En effet, notre pays se trouve dans un contexte marqué du double sceau d’essor des luttes syndicales unitaires (transporteurs, enseignants) et d’impulsion des exigences citoyennes, qui deviennent de plus en plus pressantes. On a ainsi pu constater, lors de la longue grève dans le secteur de l’Éducation, l’intrusion des élèves et de leurs parents dans le processus revendicatif pour exiger que leurs intérêts d’usagers du service public soient pris en compte.

De la même façon, on est en train d’assister à un développement de la démocratie sanitaire, se traduisant par la création de nouveaux collectifs citoyens (celui de Louga et celui dénommé « Patients en Danger »…). Ils initient des pétitions très populaires, organisent des conférences de presse et des marches pour l’amélioration de l’accueil et de la prise en charge des usagers des structures de soins.

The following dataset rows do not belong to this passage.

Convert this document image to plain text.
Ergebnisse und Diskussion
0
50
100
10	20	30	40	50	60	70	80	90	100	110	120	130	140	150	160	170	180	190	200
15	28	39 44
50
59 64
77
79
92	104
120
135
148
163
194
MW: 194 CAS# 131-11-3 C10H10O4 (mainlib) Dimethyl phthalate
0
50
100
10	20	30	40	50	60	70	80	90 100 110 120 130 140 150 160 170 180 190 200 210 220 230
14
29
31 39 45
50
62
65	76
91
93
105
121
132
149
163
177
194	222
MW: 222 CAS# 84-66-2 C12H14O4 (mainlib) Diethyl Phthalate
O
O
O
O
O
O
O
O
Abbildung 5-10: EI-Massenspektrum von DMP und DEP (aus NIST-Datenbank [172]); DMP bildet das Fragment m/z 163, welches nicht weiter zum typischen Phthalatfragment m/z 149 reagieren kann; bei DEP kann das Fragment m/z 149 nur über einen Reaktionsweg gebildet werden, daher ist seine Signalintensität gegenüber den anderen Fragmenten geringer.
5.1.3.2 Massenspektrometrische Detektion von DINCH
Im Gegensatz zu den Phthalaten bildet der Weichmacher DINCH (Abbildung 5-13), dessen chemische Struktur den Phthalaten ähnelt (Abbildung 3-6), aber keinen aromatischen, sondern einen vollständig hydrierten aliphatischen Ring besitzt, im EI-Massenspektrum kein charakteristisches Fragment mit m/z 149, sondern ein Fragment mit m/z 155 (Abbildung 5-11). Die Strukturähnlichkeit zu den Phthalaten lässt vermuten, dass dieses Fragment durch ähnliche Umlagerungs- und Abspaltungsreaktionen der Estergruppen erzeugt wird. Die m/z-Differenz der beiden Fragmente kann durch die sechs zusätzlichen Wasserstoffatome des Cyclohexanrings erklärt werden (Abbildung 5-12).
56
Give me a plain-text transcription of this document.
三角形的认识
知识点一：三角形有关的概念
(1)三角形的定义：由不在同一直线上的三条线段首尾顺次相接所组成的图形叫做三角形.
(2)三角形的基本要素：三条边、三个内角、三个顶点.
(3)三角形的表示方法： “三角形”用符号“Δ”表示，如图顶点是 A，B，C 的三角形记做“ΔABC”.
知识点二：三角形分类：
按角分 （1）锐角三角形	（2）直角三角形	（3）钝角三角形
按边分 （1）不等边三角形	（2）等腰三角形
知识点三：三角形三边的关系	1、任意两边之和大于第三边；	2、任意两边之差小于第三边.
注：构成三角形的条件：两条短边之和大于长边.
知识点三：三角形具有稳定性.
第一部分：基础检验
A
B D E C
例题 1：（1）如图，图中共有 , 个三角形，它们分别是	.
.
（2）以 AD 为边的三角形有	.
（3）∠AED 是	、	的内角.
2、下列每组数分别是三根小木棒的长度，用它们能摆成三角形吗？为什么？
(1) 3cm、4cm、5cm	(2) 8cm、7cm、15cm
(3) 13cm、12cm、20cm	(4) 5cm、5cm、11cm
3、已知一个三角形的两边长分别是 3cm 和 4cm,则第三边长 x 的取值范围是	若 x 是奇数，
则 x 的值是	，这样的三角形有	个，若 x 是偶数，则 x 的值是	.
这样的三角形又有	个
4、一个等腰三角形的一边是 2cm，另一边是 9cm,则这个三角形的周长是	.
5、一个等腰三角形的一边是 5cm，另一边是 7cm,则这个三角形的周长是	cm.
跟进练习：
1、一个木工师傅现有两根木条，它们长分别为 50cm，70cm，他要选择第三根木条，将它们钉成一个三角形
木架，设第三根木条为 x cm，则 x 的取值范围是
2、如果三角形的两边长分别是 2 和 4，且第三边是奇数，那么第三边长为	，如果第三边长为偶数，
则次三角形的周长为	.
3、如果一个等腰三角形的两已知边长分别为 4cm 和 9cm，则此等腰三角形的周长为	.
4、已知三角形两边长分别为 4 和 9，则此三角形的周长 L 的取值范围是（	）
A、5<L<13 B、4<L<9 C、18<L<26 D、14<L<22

Cela devrait inciter le gouvernement sénégalais à prendre en compte l’éveil citoyen en cours dans tout le pays et à rompre avec cette redevabilité à deux vitesses, qui épargne les autorités gouvernementales chargées du pilotage des politiques publiques, tout en sacrifiant de simples exécutants du niveau opérationnel.

Il faudrait, à notre avis, instaurer un débat fructueux sur notre système sanitaire, regroupant la société civile, dont les représentants syndicaux et les associations d’usagers/ consommateurs, les acteurs politiques, les personnalités religieuses …etc., en posant le diagnostic et en indiquant des pistes de solution.